Radioflash Review

Radioflash is a 2019 thriller about an electromagnetic pulse that kills power to more than 200 million people, leaving a teenage girl to help lead her family to survival in a dark new world.

Reese (Brighton Sharbino) is a smart girl, creative and inventive, working to build a competition-level virtual reality escape room, clearly knowing her way around modern technology. Her father, Chris (Dominic Monaghan), not so much, using the conveniences available at his fingertips but more appreciating an old school flare like flashlights and turntables. The two are still reeling from the loss of his wife – her mother – to cancer, but he’s nonetheless a proud father, highly supportive of his daughter’s techno pursuits even as he clings to an analog lifestyle. One night, while the two are enjoying a late dinner, the power suddenly shuts down, Reese realizing a little later on that it’s not a local event. When she gets in touch with her eccentric, survivalist grandfather Frank (Will Patton) via an old ham radio, she learns that the United States has been struck by an EMP blast and chaos is soon to sweep the soon-to-be devastated country. Now Reese and Chris must make it to him in the mountains before all is lost.

While this is highly familiar territory, writer and director Benjamin McPherson‘s feature length debut at least has some flare in giving the old story some style. That starts with a clever opener where Reese is stuck in a room with wall-mounted rotary phones, the place slowlying filling with water and she forced to find a way out. Where that goes, I’ll let you discover, but it’s a fun way to introduce the bright teenager without being to expositional.
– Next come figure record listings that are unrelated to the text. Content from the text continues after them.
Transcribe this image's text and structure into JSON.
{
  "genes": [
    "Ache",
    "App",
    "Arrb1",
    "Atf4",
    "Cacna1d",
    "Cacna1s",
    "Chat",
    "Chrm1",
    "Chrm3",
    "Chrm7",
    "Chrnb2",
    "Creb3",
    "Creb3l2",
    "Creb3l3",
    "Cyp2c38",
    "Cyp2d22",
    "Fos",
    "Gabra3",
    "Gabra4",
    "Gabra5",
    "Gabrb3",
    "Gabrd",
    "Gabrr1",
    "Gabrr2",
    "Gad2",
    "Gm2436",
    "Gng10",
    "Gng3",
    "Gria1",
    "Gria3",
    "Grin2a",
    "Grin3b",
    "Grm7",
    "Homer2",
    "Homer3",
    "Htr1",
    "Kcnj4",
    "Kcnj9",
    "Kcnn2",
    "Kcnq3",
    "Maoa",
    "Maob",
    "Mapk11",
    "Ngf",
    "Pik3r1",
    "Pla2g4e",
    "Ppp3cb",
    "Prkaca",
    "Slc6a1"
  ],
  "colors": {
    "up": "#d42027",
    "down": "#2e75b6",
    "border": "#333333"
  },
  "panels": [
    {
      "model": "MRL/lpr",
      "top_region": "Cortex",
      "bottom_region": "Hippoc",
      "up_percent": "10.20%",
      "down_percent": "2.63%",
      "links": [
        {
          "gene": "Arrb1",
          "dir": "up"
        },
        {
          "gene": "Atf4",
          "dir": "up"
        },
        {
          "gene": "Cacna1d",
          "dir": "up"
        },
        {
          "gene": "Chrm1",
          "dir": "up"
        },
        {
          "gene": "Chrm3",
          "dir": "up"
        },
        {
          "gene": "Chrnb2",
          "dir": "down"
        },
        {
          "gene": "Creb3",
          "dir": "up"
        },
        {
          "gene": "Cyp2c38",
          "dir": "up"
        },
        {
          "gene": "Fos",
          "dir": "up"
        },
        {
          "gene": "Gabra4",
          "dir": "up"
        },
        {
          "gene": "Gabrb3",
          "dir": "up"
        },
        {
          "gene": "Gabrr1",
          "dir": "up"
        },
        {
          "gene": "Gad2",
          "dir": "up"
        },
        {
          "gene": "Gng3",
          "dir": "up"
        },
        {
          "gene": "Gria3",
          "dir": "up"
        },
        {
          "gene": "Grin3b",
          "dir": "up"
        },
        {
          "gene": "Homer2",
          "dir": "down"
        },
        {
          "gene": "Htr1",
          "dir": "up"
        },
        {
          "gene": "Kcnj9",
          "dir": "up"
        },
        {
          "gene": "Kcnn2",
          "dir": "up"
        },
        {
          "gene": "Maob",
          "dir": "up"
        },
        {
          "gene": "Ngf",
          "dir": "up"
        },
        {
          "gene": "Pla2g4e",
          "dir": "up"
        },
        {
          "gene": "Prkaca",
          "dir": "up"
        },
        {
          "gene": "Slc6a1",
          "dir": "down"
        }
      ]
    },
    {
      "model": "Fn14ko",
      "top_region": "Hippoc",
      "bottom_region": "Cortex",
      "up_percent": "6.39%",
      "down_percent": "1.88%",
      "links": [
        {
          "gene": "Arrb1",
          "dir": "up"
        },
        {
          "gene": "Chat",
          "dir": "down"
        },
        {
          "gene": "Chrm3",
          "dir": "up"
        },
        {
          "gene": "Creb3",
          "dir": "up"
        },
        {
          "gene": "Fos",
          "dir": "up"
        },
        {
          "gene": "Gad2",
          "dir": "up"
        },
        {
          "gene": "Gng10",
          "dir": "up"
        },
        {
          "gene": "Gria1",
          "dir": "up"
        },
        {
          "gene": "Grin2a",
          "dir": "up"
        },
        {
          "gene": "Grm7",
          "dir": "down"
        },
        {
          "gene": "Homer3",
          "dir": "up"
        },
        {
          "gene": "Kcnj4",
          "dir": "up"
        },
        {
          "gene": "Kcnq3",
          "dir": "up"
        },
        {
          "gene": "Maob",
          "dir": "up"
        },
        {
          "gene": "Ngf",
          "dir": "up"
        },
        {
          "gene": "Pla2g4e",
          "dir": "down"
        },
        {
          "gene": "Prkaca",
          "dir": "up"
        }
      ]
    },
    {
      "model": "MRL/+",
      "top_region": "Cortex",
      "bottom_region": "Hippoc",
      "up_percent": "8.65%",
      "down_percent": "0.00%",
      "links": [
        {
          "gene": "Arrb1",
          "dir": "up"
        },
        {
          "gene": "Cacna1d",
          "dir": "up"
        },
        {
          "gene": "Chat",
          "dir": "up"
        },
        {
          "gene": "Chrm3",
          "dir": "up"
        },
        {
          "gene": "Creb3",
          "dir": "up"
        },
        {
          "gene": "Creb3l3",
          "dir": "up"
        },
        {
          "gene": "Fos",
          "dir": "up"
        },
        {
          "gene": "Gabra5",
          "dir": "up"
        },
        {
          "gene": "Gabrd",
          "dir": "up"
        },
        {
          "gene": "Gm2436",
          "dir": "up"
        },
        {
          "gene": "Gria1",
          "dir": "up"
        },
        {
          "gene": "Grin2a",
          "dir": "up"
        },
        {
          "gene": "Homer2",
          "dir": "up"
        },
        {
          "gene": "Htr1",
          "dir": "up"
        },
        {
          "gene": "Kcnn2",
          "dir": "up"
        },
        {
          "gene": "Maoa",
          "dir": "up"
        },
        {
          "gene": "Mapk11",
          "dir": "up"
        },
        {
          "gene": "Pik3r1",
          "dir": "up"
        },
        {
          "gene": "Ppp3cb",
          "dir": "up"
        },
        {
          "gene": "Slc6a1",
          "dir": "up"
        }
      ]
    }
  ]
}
Sure, her father lives on the other side of the techno spectrum, as to be expected, but the story doesn’t waste much time in getting things moving, lowering the boom on a terrifying possibility and trying to play out what that might be like. That setup is smart and genuinely hook-worthy.
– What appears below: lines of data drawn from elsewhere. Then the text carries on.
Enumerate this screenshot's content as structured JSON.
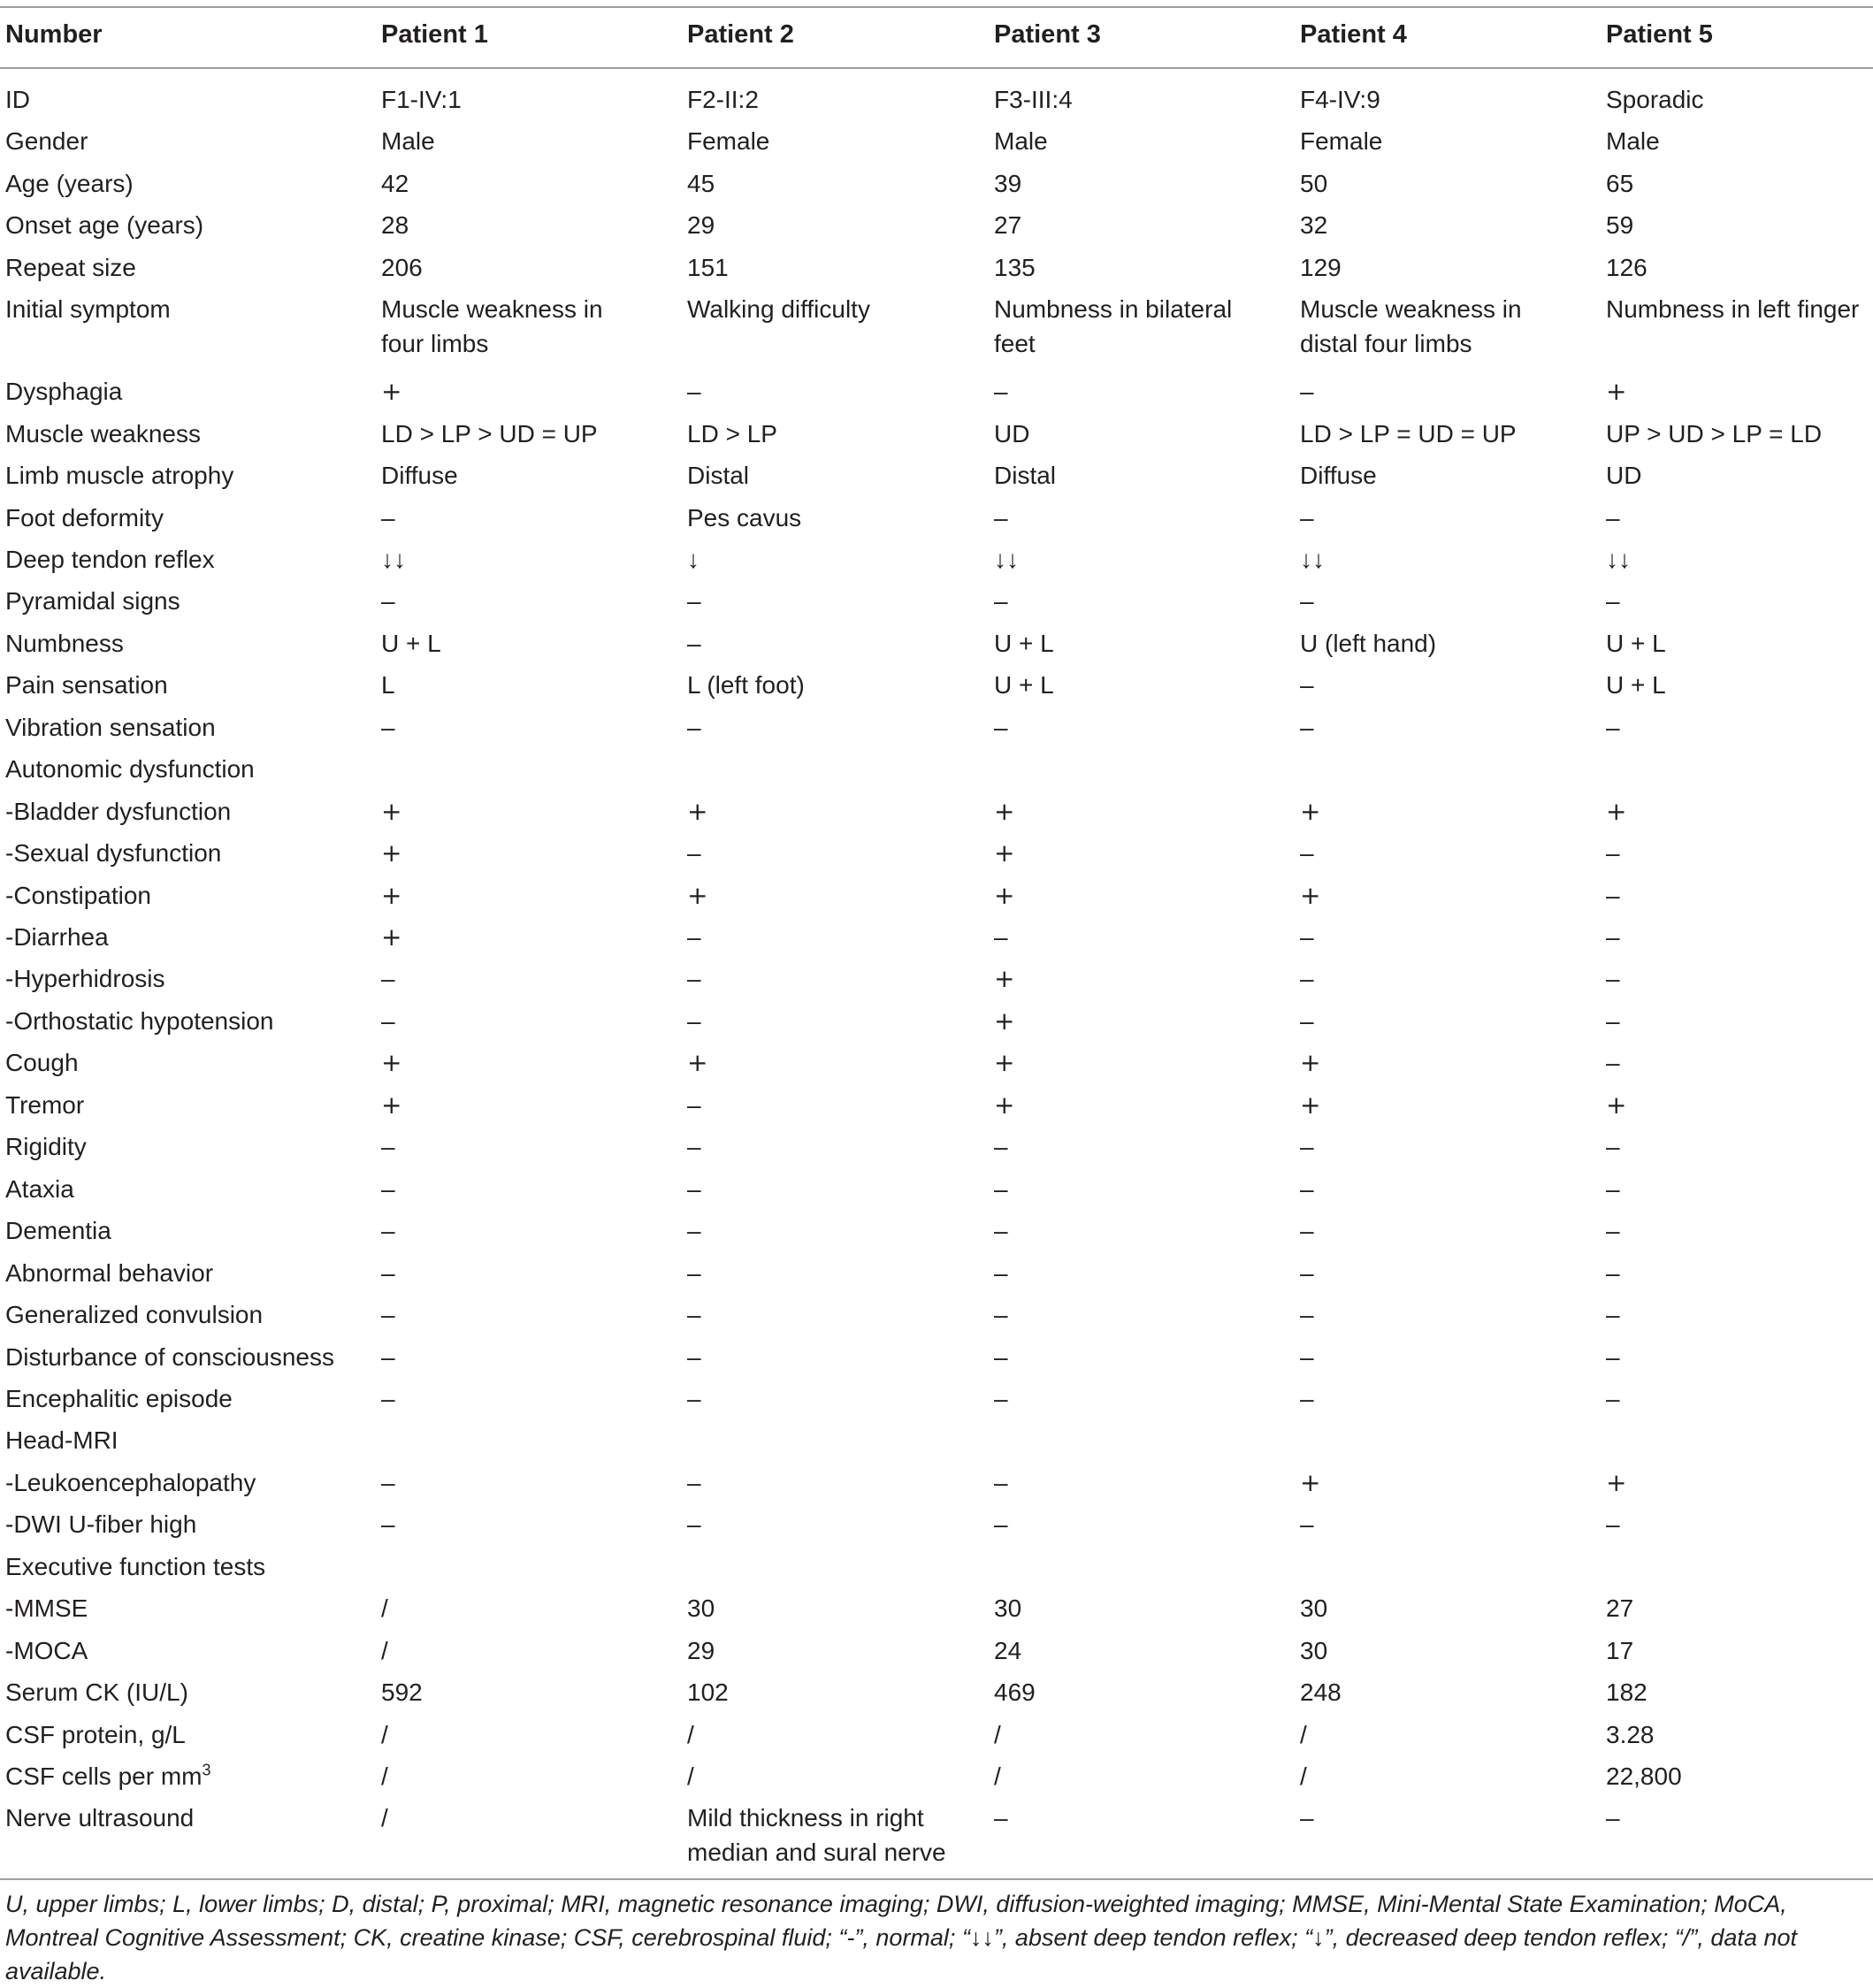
{
  "columns": [
    "Number",
    "Patient 1",
    "Patient 2",
    "Patient 3",
    "Patient 4",
    "Patient 5"
  ],
  "rows": [
    [
      "ID",
      "F1-IV:1",
      "F2-II:2",
      "F3-III:4",
      "F4-IV:9",
      "Sporadic"
    ],
    [
      "Gender",
      "Male",
      "Female",
      "Male",
      "Female",
      "Male"
    ],
    [
      "Age (years)",
      "42",
      "45",
      "39",
      "50",
      "65"
    ],
    [
      "Onset age (years)",
      "28",
      "29",
      "27",
      "32",
      "59"
    ],
    [
      "Repeat size",
      "206",
      "151",
      "135",
      "129",
      "126"
    ],
    [
      "Initial symptom",
      "Muscle weakness in\nfour limbs",
      "Walking difficulty",
      "Numbness in bilateral\nfeet",
      "Muscle weakness in\ndistal four limbs",
      "Numbness in left finger"
    ],
    [
      "Dysphagia",
      "+",
      "–",
      "–",
      "–",
      "+"
    ],
    [
      "Muscle weakness",
      "LD > LP > UD = UP",
      "LD > LP",
      "UD",
      "LD > LP = UD = UP",
      "UP > UD > LP = LD"
    ],
    [
      "Limb muscle atrophy",
      "Diffuse",
      "Distal",
      "Distal",
      "Diffuse",
      "UD"
    ],
    [
      "Foot deformity",
      "–",
      "Pes cavus",
      "–",
      "–",
      "–"
    ],
    [
      "Deep tendon reflex",
      "↓↓",
      "↓",
      "↓↓",
      "↓↓",
      "↓↓"
    ],
    [
      "Pyramidal signs",
      "–",
      "–",
      "–",
      "–",
      "–"
    ],
    [
      "Numbness",
      "U + L",
      "–",
      "U + L",
      "U (left hand)",
      "U + L"
    ],
    [
      "Pain sensation",
      "L",
      "L (left foot)",
      "U + L",
      "–",
      "U + L"
    ],
    [
      "Vibration sensation",
      "–",
      "–",
      "–",
      "–",
      "–"
    ],
    [
      "Autonomic dysfunction",
      "",
      "",
      "",
      "",
      ""
    ],
    [
      "-Bladder dysfunction",
      "+",
      "+",
      "+",
      "+",
      "+"
    ],
    [
      "-Sexual dysfunction",
      "+",
      "–",
      "+",
      "–",
      "–"
    ],
    [
      "-Constipation",
      "+",
      "+",
      "+",
      "+",
      "–"
    ],
    [
      "-Diarrhea",
      "+",
      "–",
      "–",
      "–",
      "–"
    ],
    [
      "-Hyperhidrosis",
      "–",
      "–",
      "+",
      "–",
      "–"
    ],
    [
      "-Orthostatic hypotension",
      "–",
      "–",
      "+",
      "–",
      "–"
    ],
    [
      "Cough",
      "+",
      "+",
      "+",
      "+",
      "–"
    ],
    [
      "Tremor",
      "+",
      "–",
      "+",
      "+",
      "+"
    ],
    [
      "Rigidity",
      "–",
      "–",
      "–",
      "–",
      "–"
    ],
    [
      "Ataxia",
      "–",
      "–",
      "–",
      "–",
      "–"
    ],
    [
      "Dementia",
      "–",
      "–",
      "–",
      "–",
      "–"
    ],
    [
      "Abnormal behavior",
      "–",
      "–",
      "–",
      "–",
      "–"
    ],
    [
      "Generalized convulsion",
      "–",
      "–",
      "–",
      "–",
      "–"
    ],
    [
      "Disturbance of consciousness",
      "–",
      "–",
      "–",
      "–",
      "–"
    ],
    [
      "Encephalitic episode",
      "–",
      "–",
      "–",
      "–",
      "–"
    ],
    [
      "Head-MRI",
      "",
      "",
      "",
      "",
      ""
    ],
    [
      "-Leukoencephalopathy",
      "–",
      "–",
      "–",
      "+",
      "+"
    ],
    [
      "-DWI U-fiber high",
      "–",
      "–",
      "–",
      "–",
      "–"
    ],
    [
      "Executive function tests",
      "",
      "",
      "",
      "",
      ""
    ],
    [
      "-MMSE",
      "/",
      "30",
      "30",
      "30",
      "27"
    ],
    [
      "-MOCA",
      "/",
      "29",
      "24",
      "30",
      "17"
    ],
    [
      "Serum CK (IU/L)",
      "592",
      "102",
      "469",
      "248",
      "182"
    ],
    [
      "CSF protein, g/L",
      "/",
      "/",
      "/",
      "/",
      "3.28"
    ],
    [
      "CSF cells per mm3",
      "/",
      "/",
      "/",
      "/",
      "22,800"
    ],
    [
      "Nerve ultrasound",
      "/",
      "Mild thickness in right\nmedian and sural nerve",
      "–",
      "–",
      "–"
    ]
  ],
  "footnote": "U, upper limbs; L, lower limbs; D, distal; P, proximal; MRI, magnetic resonance imaging; DWI, diffusion-weighted imaging; MMSE, Mini-Mental State Examination; MoCA, Montreal Cognitive Assessment; CK, creatine kinase; CSF, cerebrospinal fluid; “-”, normal; “↓↓”, absent deep tendon reflex; “↓”, decreased deep tendon reflex; “/”, data not available."
}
However, this isn’t a film about nerve-pinching stress or high anxiety, despite the premise, this more another story where the teenager is far smarter than her parent, quickly snapping the pieces together in figuring out what’s going on and what to do next. Frank is of course the sage in all this, having written about it years ago and spending most of his life preparing for such a thing, living in isolation with all kinds of listening devices in keeping track of who’s saying what to whom. When Chris has a car accident on the way up to the mountains, it puts he and Reese against the elements, offering more opportunities for his daughter to shine and Frank a chance to head out on search and rescue.
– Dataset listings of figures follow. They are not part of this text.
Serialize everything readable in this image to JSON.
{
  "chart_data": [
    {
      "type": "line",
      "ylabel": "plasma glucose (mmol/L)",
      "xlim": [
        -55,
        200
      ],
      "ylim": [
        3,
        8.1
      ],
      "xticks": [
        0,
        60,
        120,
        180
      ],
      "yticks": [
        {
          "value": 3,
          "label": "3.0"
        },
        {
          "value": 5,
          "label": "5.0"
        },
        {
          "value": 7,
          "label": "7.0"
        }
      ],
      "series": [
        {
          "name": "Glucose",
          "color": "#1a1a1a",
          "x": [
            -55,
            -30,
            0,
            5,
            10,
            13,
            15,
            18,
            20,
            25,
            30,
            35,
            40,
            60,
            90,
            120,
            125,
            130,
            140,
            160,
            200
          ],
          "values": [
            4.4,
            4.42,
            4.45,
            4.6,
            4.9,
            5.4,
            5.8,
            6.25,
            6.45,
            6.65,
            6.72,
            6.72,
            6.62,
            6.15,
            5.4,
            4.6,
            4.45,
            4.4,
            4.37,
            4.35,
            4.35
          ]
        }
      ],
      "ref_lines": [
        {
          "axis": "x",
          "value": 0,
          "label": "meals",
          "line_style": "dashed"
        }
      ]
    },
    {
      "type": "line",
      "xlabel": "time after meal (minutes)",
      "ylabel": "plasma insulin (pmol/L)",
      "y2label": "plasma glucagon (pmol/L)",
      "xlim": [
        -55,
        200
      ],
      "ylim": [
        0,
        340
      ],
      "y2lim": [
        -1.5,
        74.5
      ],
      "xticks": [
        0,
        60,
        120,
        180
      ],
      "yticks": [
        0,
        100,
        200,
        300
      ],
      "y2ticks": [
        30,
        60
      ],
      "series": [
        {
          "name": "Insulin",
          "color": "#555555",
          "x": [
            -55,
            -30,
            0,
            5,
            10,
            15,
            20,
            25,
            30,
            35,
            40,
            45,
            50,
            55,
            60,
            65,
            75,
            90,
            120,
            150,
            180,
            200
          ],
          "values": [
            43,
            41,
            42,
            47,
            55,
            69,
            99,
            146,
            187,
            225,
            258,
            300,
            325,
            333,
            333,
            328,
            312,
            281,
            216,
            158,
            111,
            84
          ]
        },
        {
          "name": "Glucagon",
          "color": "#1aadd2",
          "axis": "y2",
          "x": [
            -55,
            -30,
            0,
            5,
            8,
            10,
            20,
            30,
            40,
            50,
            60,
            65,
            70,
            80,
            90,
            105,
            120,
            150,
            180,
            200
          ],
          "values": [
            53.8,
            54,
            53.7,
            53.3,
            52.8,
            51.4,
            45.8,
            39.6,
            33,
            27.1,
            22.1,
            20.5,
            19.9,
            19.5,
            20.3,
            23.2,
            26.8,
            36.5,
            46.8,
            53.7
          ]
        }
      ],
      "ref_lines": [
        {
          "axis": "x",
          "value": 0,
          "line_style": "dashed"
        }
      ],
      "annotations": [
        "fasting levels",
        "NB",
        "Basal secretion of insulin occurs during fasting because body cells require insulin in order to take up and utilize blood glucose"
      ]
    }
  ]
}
All that might have been sustainable, and indeed has the most impact, but that’s not where it stays, the story getting Reese caught up with Maw (Fionnula Flanagan), a backwoods ‘mother’ of a clan of uneducated followers, grinding much of the film’s momentum to a slow roll. It’s a curious choice, one that teeters a bit (for too long) into the hokey as Flanagan embraces the camp of it all. While the father/daughter relationship is strong, and both Sharbino and Monaghan earn points for some earnest performances, Radioflash doesn’t have the intensity or humanity it feels demanding of. Some fun moments and a headstrong young woman at the center of it help a lot and will surely appeal to the target audience, but this seems one step off where it should have gone.